1 large onion, chopped
4 cloves garlic or 1 TBS minced garlic

2 cups dried lentils

2 cans black beans (Drained and rinsed) OR 2 cups dried black beans

1-2 cans diced tomatoes with onion and garlic

2 cubes vegetable bullion or 2 cans vegetable broth

1 TBS ground cumin

1 TBS chili powder

2 TBS Braggs Amino Acid (optional)

Kale (as much as you want in bite-sized pieces)


Sauté the onion and garlic in a small amount of olive oil in a Dutch over or soup kettle. Add lentils and at least 4 cups of water.
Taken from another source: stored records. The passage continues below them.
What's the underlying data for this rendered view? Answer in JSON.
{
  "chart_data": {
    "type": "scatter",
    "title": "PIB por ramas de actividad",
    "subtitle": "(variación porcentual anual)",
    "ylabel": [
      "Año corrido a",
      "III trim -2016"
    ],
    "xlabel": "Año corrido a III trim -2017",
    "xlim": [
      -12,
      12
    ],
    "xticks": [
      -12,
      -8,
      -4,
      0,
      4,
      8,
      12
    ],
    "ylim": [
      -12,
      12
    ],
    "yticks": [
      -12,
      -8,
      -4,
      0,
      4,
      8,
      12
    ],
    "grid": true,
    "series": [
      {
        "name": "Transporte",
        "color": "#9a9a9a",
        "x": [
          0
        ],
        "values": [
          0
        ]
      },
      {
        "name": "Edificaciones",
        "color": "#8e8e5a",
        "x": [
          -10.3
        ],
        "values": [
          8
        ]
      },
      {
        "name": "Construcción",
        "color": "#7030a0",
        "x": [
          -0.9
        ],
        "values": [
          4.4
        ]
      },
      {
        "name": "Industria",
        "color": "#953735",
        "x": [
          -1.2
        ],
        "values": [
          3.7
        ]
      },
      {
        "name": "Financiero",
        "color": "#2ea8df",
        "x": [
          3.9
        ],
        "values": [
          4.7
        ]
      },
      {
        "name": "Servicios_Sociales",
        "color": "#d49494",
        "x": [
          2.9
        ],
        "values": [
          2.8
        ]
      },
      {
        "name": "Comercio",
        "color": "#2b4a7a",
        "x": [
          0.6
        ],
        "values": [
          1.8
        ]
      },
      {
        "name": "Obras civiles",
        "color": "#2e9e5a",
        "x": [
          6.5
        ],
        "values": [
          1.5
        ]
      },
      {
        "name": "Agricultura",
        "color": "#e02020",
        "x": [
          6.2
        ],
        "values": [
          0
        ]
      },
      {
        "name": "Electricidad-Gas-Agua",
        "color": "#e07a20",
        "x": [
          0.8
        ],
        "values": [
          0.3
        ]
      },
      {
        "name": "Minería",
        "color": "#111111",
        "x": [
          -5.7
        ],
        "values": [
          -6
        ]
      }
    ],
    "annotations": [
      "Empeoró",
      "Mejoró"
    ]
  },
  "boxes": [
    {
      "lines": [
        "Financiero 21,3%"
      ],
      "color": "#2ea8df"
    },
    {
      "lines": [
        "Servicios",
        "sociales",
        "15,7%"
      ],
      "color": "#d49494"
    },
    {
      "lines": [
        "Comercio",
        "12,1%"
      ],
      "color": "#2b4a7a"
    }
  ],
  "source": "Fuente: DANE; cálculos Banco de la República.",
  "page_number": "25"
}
Bring to a boil and then reduce heat and simmer for @ 20 minutes. Stir in the remaining ingredients except for kale. Add water to reach desired consistency. Reduce heat and simmer for @ 15 more minutes. Add kale and simmer an additional 10 minutes or until kale cooks to desired tenderness. If needed, add salt and pepper to taste. Delicious served with brown rice and hot sauce.


I make this soup every Monday and always have it on hand. I eat it for lunch everyday and sometimes for dinner as well. I have lost @ 15 pounds in 2 months and I owe it all to healthy eating, and primarily to the consumption of this soup!